Tether, saklama maliyetlerini düşürme hedefiyle üçüncü taraflardan bağımsız hareket ederek kendi kasasını işletmeye karar verdi. Ayrıca şirketin altın destekli dijital varlığı XAUT da büyümeye devam ediyor. Güncel verilere göre 7,7 ton altınla teminatlandırılan XAUT’un piyasa değeri yaklaşık 819 milyon dolar seviyesinde bulunuyor. Ancak Avrupa Birliği ve ABD gibi büyük piyasalarda, altın destekli varlıkların regülasyonlara uygun olmaması nedeniyle bu stratejinin çeşitli yasal riskler taşıdığı ifade ediliyor.
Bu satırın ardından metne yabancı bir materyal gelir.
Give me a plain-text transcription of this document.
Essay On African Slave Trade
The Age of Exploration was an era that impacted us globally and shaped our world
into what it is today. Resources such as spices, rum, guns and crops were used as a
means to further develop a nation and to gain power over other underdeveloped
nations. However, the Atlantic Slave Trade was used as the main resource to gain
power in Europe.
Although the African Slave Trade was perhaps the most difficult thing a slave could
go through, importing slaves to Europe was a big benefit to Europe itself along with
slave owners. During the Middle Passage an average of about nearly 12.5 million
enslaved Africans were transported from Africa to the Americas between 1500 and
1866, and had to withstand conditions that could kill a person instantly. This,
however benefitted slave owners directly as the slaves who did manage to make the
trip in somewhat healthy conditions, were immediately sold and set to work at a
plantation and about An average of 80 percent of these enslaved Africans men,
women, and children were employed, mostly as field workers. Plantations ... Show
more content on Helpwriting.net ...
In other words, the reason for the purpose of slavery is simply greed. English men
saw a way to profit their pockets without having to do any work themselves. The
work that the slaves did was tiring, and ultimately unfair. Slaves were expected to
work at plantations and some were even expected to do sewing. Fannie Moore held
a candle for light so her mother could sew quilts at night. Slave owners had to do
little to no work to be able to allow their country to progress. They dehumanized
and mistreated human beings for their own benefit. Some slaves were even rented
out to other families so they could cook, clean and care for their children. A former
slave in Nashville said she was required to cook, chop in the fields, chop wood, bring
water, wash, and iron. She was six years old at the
Altınla güvence, artan belirsizliklere karşı koruma aracı
Tether, altın stratejisini küresel ekonomideki istikrarsızlık ve artan borç yükü karşısında uzun vadeli güvenli liman olarak konumlandırıyor. Şirket yönetimi, fiziksel varlıkların fiat paralardan daha kalıcı bir değerliliğe sahip olduğunu belirtiyor. Bu yaklaşım, özellikle BRICS ülkelerinin merkez bankalarının son dönemlerde hızlanan altın alımlarıyla da tutarlılık gösteriyor.
Kendi kasasını kurarak altın rezervlerini büyüten Tether, bu hamleyle sadece bir sabit kripto para sağlayıcısı olmanın ötesine geçerek geniş bir finansal strateji uyguladığını ortaya koyuyor. Şirketin uzun vadeli hedefleri arasında, bu rezerv yapısıyla daha sağlam temelli dijital finans çözümleri sunmak yer alıyor.